Dans sa logique de mobilisation nationale pour soutenir l’Ai??conomie, le Cerf propose que le salaire brut chargAi?? correspondant Ai?? toute nouvelle embauche d’un jeune diplA?mAi?? en CDI, d’un stagiaire ou d’un jeune en contrat de professionnalisation, vienne en diminution du total des charges patronales Ai?? payer. L’exonAi??ration serait acquise Ai?? l’entreprise jusqu’Ai?? ce que le jeune embauchAi?? atteigne lai??i??A?ge de 26 ans. Cette mesure, limitAi??e Ai?? lai??i??annAi??e universitaire 2009-2010 et aux entreprises de moins de 50 salariAi??s, permettrait ainsi Ai?? masse salariale Ai??gale, de crAi??er des emplois productifs, de relancer lai??i??activitAi??, de baisser le coAi??t du travail et donc dai??i??amAi??liorer la compAi??titivitAi?? de nos petites entreprises mais aussi de prAi??parer lai??i??avenir avec lai??i??arrivAi??e de compAi??tences nouvelles dans lai??i??entreprise.

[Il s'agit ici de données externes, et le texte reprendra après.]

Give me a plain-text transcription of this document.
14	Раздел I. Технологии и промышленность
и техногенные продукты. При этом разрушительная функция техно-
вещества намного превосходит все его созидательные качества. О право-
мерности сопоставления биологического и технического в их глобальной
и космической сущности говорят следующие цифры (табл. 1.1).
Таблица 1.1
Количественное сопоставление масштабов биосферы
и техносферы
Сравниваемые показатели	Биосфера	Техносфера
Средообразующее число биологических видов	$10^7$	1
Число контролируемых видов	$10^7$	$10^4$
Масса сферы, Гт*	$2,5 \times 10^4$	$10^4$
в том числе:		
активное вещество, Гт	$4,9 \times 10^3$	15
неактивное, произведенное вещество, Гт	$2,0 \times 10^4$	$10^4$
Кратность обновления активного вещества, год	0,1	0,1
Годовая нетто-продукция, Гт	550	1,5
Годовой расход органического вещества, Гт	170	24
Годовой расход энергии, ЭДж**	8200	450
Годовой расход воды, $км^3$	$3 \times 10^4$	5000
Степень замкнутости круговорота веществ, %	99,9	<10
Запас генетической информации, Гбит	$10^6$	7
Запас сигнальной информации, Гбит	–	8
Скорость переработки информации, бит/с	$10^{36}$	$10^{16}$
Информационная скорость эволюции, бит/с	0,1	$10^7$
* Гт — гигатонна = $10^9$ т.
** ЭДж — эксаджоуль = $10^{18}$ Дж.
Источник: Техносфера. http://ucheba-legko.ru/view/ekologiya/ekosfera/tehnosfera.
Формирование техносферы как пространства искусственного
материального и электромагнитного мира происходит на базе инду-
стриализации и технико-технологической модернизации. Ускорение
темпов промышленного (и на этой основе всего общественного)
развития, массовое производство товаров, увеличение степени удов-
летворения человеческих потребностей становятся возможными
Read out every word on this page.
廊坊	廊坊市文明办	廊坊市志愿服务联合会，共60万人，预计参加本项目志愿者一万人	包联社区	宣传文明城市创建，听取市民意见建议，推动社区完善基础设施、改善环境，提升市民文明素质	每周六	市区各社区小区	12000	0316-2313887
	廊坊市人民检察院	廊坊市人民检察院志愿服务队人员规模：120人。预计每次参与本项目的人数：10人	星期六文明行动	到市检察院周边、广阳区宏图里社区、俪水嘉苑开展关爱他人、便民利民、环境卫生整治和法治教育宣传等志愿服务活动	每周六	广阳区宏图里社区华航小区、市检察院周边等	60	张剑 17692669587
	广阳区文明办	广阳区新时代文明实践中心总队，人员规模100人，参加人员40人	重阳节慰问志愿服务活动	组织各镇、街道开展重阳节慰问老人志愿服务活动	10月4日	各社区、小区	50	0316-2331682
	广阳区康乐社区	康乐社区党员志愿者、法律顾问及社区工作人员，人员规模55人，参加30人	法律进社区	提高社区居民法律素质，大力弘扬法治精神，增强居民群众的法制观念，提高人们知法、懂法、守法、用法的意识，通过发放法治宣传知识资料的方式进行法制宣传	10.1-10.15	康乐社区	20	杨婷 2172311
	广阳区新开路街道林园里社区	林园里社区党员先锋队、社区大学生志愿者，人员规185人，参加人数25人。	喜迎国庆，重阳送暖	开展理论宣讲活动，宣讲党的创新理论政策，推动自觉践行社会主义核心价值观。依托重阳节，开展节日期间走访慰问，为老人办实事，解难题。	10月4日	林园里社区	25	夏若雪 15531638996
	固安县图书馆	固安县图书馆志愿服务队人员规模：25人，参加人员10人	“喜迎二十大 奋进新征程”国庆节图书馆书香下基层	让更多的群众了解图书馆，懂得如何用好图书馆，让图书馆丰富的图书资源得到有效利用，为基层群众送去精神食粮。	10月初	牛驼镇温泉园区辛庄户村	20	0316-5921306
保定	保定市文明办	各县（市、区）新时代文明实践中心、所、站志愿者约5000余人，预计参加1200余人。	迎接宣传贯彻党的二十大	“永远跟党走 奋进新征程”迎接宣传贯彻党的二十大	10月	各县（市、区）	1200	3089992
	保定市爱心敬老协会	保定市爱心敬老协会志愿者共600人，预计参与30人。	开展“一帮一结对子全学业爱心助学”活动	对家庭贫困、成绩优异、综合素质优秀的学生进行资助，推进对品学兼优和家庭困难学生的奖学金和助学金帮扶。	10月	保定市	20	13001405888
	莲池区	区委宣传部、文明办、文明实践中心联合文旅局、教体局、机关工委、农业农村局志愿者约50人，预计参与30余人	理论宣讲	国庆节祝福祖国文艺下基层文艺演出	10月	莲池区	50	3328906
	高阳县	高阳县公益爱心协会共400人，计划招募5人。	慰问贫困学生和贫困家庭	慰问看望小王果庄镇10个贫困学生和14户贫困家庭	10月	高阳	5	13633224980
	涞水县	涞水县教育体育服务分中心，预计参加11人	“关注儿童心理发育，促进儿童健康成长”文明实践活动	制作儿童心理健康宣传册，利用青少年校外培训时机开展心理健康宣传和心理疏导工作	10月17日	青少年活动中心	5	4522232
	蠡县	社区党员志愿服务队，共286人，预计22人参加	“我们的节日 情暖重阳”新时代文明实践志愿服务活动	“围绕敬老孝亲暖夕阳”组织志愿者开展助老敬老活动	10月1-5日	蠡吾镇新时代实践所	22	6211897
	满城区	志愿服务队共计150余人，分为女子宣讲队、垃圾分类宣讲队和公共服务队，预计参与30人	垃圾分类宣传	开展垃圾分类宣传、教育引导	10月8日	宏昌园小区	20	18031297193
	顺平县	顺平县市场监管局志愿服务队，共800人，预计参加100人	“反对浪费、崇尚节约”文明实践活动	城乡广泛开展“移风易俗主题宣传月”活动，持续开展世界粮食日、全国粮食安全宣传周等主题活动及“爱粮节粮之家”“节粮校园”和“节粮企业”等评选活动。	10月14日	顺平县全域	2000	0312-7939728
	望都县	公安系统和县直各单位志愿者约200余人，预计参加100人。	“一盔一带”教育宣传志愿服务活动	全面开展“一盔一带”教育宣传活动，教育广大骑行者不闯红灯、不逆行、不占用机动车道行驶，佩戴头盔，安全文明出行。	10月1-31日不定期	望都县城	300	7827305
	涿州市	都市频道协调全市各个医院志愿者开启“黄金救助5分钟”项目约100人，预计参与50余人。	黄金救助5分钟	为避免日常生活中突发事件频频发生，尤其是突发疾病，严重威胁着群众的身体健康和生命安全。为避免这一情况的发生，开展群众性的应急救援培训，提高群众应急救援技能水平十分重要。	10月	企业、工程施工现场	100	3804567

De plus, dans ce contexte conjoncturel difficile, le Cerf propose que lai??i??embauche d’un jeune en contrat de professionnalisation coAi??te moins cher et que le montage administratif et financier des dossiers soit facilitAi??. En effet, aujourdai??i??hui son salaire revient entre 50% et 100% dai??i??un Smic conventionnel, soit jusquai??i??Ai?? 1700 euros brut selon certains accords de branche, l’A?ge et le cursus du jeune. Le Cerf prAi??conise que lai??i??on revienne Ai?? un mode de calcul plus simple et surtout plus juste : 55% du Smic pour les moins de 21 ans ; 65% pour les plus de 21 ans. Il faudrait Ai??galement que le montage administratif des dossiers dai??i??apprentissage ou de professionnalisation, leur gestion et leur suivi soient simplifiAi??s afin de ne pas dAi??courager les employeurs de TPE-PME dai??i??embaucher un jeune. Il faudrait enfin que les OPCA prennent en charge toutes les formations en alternance diplA?mantes et cessent en particulier de refuser de financer les formations transversales.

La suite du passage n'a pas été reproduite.